Lessons I learned from reading thousands of lines of code


Over the past two months, my main job has been to read codebases- literally, just reading code. I wrote a post few weeks ago where I described how I downloaded 450 GB of Chrome Plugins.

Here’s a bit of background first. I work(ed), part-time, as a security researcher at the intersection of machine learning and any kind of imaginable security issues therein. The goal was to discover if any sort of client-side machine learning deployed at large could be vulnerable to potential security flaws. Imagine if your Ad Blocker plugin was taking a snapshot of your webpage to do machine learning, but instead ended up doing something shady. One good list of potential candidates was the Google Chrome extensions.

In a case where I have to analyze Chrome extensions, there was no tool that I could use. Any kind of tooling, if at all, I would have to invent myself. But before I could even think of building something that could automate such a difficult ‘meta-analyzer’ that could tell me if an extension was doing something shady just by feeding it the source code, I was better off diving deep into those extensions manually. And that is exactly what I did. I built some ‘helper’ snippets that would ease my job, but majority of the time, I just read piles of JavaScript- both ugly and beautiful, and simple to arcane.

I have written thousands of lines of code as a programmer, but solely reading code to understand and ‘reverse-engineer’ thousands of lines of codes (often, obfuscated), taught me few great lessons.

1. You can’t reverse engineer a system without fully understanding it

Or conversely, if you understand a system well-enough, you can easily reverse-engineer it. If you would rather fancy another version, then the more you understand a system, the better your odds of reverse engineering a system.

For instance, after having figured the major machinery of about five extensions (some of whom had a whopping 20k+ lines of code), the next ones almost spoke to me directly. After I had pretty much understood the majority of the structure of some of the suspected extensions, a little peek into the next ones gave it all. I should mention here that it was not only the depth, but also the breadth of my exploration that helped me in getting very good grasp of ’things that mattered’.

At some point, it was just ‘obvious’ for me to look exactly where I should have been looking. I think you can get better at hacking a system if you expose itself enough to yourself.

2. Surely, you are hiding something, Mr. Programmer!

There is a naive approach to security called security through obscurity. I used to believe that if you write fairly obscure code, it might be difficult to uncover the logic of your code. I was wrong, and I figured it out myself that after going through the soruce code of very few plugins, I realized that even minified code was decently obvious to me.
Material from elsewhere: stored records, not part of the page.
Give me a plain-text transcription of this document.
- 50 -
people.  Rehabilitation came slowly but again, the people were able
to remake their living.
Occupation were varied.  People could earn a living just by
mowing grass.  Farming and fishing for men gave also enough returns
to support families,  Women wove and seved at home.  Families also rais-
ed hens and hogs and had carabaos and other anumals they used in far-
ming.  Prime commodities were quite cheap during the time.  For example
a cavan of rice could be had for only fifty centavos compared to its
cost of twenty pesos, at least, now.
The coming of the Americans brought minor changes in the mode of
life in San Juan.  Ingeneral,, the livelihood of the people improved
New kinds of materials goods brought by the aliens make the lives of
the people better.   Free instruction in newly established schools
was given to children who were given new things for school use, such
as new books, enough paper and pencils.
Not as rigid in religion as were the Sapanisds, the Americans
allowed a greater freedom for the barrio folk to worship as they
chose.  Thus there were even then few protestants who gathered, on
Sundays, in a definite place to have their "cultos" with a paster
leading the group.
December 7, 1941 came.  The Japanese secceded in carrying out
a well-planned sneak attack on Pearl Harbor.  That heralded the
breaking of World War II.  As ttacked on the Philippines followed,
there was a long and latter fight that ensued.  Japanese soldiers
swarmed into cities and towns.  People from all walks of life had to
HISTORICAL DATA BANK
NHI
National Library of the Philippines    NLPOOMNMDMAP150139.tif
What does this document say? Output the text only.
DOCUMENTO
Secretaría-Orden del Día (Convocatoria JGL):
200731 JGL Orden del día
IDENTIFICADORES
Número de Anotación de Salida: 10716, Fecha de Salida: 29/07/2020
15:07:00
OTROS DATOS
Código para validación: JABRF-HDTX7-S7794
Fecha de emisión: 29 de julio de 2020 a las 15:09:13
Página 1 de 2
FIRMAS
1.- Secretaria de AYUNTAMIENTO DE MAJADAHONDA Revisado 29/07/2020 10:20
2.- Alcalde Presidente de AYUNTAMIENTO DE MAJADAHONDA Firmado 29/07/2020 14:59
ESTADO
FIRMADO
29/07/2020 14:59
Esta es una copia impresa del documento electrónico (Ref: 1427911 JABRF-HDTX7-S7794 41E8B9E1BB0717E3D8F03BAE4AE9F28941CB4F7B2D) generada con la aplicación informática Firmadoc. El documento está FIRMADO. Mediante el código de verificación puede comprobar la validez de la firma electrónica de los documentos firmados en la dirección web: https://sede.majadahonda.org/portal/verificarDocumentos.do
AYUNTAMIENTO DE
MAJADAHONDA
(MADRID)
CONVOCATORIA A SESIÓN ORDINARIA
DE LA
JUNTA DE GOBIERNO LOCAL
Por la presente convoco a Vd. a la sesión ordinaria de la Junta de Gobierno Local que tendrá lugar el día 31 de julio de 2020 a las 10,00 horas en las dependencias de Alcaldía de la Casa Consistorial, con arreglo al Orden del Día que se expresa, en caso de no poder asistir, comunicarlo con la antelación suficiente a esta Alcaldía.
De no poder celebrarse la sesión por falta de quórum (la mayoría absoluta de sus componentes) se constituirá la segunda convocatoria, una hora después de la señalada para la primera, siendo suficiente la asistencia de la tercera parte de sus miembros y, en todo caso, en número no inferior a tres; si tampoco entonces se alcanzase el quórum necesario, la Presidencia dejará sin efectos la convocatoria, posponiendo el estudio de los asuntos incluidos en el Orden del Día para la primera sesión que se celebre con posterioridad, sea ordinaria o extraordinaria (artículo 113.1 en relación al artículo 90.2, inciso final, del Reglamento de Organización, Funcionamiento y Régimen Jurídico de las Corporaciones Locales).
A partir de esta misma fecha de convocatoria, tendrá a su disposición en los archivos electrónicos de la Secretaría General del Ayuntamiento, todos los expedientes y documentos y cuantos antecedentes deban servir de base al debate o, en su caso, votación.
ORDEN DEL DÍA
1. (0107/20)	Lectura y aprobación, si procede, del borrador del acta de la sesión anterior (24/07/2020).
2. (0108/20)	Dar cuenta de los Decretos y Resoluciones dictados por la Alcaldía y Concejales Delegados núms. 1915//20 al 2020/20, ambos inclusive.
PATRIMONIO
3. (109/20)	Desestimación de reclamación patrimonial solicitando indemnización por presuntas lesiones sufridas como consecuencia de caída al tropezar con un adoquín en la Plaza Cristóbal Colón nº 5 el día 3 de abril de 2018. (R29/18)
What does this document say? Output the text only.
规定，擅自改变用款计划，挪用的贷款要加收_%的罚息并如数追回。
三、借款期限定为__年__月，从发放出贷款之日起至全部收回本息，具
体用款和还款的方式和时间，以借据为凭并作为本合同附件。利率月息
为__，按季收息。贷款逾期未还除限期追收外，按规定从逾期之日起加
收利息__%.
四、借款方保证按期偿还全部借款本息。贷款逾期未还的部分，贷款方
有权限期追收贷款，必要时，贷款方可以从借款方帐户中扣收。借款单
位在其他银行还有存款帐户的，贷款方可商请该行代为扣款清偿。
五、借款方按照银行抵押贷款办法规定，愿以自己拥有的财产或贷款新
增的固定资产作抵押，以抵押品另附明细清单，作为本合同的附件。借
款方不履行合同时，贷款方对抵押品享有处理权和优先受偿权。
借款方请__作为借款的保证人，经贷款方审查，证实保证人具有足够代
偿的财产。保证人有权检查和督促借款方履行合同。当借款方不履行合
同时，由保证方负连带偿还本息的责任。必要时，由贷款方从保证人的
You think you can easily hide things, and you will live under the rock that no one would ever figure things out. But alas, someone, somehwere has figured something out about you.

3. No tool is better than an un-understood tool

With a plethora of tool available for almost every problem, it is a common temptation to go for specialized tools. But if the problem that you are dealing with is so novel to you that you’ve not even comprehended the problem, it might be better for you not use a tool at all. If you still have not figured out the basics of JavaScript, picking up jQuery to learn JavaScript might not be a good idea, etc.

Sometimes, not having a tool is actually better. When you have to invent or even reinvent the tool, then you are at the epitome of fully understanding and appreciating your tool.

4. Human brain is extremely code-plastic in nature

If you are a programmer who once in a while encounters other programmers, then you must have encountered those pesky snobs who preach a certain coding style, or those who go for some stringent linting, etc. Shamelessly, I am one from the former group. But when you read codebase that is used by hundreds of thousands of people (think of a famous Chrome extension), and yet is all mess, and yet it works, you tend to soften a bit. It is almost magical, but in less than few days, I realized that I could look at very ugly code and yet admire its inner workings, its utility, its users’ comments and feedback. ES5 vs ES6, tabs vs spaces, light vs node-bloated constipation, almost everything was acceptable.

And therein I learned my good lesson- if I feed my brain good style, good guidelines, and good practices, it will soon catch-up. Of course, the converse should apply as well.